Wednesday, September 13, 2017

Gotchas with Altering Table Schemas in Redshift

As I learned recently the hard way, simply altering tables in Redshift to perform a simple operation of adding columns doesn't behave the same way in a data warehouse as it does in regular relational databases.

Running the following SQL statement in Redshift actually has a lot more issues than you would expect:

ALTER TABLE rs_table ADD COLUMN new_column;

Despite the simple nature of this statement, many issues begin to emerge.

One of these is table locking. If an application is connecting to it via JDBC, connections would end up being queued because one Redshift cluster only allows 500 concurrent connections as per their online documentation.

Moreover, it was noticed that there were a number of duplicate records when inserts occurred on a matching key instead of updating the existing record or deleting the old record. This was most likely due to the fact that it was in the process of being altered during an insert and the key match could not be found.
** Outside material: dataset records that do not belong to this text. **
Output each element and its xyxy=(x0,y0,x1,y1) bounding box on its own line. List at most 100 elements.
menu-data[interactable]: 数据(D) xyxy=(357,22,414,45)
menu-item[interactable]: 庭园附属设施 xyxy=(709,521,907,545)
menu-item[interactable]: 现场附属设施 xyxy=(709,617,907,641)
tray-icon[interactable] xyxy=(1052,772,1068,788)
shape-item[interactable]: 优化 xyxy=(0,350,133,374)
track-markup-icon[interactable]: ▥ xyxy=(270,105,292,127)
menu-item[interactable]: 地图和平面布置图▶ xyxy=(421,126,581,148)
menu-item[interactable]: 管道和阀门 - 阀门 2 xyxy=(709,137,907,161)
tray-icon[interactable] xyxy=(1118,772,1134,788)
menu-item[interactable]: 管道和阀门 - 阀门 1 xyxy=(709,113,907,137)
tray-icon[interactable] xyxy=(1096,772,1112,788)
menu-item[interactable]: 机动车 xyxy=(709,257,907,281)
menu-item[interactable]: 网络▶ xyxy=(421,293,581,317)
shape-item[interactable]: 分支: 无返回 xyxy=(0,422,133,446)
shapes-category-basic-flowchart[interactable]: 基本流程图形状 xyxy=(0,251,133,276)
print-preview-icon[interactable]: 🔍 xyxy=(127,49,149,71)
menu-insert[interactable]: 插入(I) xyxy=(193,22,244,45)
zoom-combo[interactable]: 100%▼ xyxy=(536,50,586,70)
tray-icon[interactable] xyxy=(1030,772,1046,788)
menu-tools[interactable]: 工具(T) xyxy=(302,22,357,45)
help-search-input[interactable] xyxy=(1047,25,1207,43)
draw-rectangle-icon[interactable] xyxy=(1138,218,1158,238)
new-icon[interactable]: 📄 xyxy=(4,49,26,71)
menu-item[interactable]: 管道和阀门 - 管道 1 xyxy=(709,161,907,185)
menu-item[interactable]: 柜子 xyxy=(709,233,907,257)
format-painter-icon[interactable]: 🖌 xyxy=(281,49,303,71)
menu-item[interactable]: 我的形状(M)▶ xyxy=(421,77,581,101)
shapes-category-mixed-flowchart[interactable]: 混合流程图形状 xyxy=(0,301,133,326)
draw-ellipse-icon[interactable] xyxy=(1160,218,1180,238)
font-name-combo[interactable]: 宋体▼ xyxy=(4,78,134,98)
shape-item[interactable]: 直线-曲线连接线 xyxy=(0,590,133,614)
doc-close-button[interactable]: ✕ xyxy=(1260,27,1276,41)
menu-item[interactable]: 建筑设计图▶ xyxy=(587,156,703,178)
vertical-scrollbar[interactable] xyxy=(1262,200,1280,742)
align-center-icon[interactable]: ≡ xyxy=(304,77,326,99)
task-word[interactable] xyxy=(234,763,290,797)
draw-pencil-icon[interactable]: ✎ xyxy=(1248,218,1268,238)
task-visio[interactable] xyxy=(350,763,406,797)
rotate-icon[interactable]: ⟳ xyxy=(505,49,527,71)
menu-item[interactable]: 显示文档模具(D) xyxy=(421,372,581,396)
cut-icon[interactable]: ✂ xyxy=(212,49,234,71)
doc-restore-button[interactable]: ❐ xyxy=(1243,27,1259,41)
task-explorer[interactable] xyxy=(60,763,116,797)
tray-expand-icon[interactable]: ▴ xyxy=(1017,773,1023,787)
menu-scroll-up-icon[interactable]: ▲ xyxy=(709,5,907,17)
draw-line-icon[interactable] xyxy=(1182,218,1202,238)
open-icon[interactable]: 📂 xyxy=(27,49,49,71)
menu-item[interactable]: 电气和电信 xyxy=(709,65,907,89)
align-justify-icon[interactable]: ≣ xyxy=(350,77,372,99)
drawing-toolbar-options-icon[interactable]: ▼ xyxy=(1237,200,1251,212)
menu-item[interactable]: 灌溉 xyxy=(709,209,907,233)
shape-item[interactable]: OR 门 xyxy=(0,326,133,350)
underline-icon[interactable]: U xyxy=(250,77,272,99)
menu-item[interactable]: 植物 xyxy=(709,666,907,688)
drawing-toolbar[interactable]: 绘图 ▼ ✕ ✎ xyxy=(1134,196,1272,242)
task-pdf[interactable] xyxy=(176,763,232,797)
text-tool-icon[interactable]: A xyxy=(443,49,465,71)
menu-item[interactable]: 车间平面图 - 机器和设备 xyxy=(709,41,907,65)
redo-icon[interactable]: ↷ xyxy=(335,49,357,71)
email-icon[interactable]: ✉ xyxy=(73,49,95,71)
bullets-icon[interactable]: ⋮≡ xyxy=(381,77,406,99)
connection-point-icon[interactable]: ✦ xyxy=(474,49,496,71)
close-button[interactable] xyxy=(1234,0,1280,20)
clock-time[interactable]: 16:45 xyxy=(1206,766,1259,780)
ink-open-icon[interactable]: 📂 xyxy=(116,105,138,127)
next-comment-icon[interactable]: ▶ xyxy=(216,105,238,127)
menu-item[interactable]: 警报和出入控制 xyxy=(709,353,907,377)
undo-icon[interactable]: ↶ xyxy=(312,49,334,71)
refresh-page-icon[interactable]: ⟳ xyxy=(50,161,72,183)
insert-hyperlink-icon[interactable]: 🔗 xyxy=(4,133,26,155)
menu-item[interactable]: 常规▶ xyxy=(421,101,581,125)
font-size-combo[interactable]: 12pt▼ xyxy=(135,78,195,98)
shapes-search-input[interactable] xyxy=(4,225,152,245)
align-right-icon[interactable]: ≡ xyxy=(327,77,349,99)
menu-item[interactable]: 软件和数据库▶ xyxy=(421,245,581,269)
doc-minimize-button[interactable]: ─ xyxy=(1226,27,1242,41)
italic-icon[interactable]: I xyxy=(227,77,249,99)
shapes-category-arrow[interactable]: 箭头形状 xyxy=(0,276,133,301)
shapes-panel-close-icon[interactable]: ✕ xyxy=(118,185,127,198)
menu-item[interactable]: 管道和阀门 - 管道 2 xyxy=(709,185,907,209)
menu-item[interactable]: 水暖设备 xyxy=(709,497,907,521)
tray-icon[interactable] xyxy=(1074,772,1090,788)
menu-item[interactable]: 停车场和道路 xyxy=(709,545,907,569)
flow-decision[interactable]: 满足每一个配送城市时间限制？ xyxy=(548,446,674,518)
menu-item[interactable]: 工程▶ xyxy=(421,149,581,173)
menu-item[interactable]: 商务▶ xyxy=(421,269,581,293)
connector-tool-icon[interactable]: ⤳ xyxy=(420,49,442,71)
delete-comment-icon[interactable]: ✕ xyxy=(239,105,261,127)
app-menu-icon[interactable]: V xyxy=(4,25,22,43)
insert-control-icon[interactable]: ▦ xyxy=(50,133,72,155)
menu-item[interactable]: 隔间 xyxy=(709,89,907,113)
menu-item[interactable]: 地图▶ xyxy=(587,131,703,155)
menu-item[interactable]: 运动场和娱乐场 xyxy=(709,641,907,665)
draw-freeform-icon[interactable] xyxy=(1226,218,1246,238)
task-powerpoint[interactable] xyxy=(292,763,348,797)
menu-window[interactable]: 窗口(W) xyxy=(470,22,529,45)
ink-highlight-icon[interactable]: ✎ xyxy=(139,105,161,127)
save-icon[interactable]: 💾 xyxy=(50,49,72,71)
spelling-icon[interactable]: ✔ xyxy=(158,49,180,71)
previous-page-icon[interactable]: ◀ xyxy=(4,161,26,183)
This meant that an alternative approach was needed in order to prevent the locking and concurrency.
The following steps were tried and tested, and proved to work well:
  • Create the new table with the new schema suffixed with _new
  • Copy data from the old table to the new table
  • Rename old table suffixed with _old
  • Rename new table removing _new suffix
This is done in SQL as follows:

-- Create new table with new schema
CREATE TABLE rs_table_new
    id numeric(10),
    name varchar(250),
    date timestamp,
    new_column numeric(10)
) SORTKEY(dbid, date, clientid);
-- Copy data from old table to new
INSERT INTO rs_table_new
FROM rs_table;
-- Rename table
ALTER TABLE rs_table RENAME TO rs_table_old;
ALTER TABLE rs_table_new RENAME TO rs_table;

Amazingly, the total execution time for a table with over 10 million records completed in under 2 minutes as opposed to the initial 2 hours.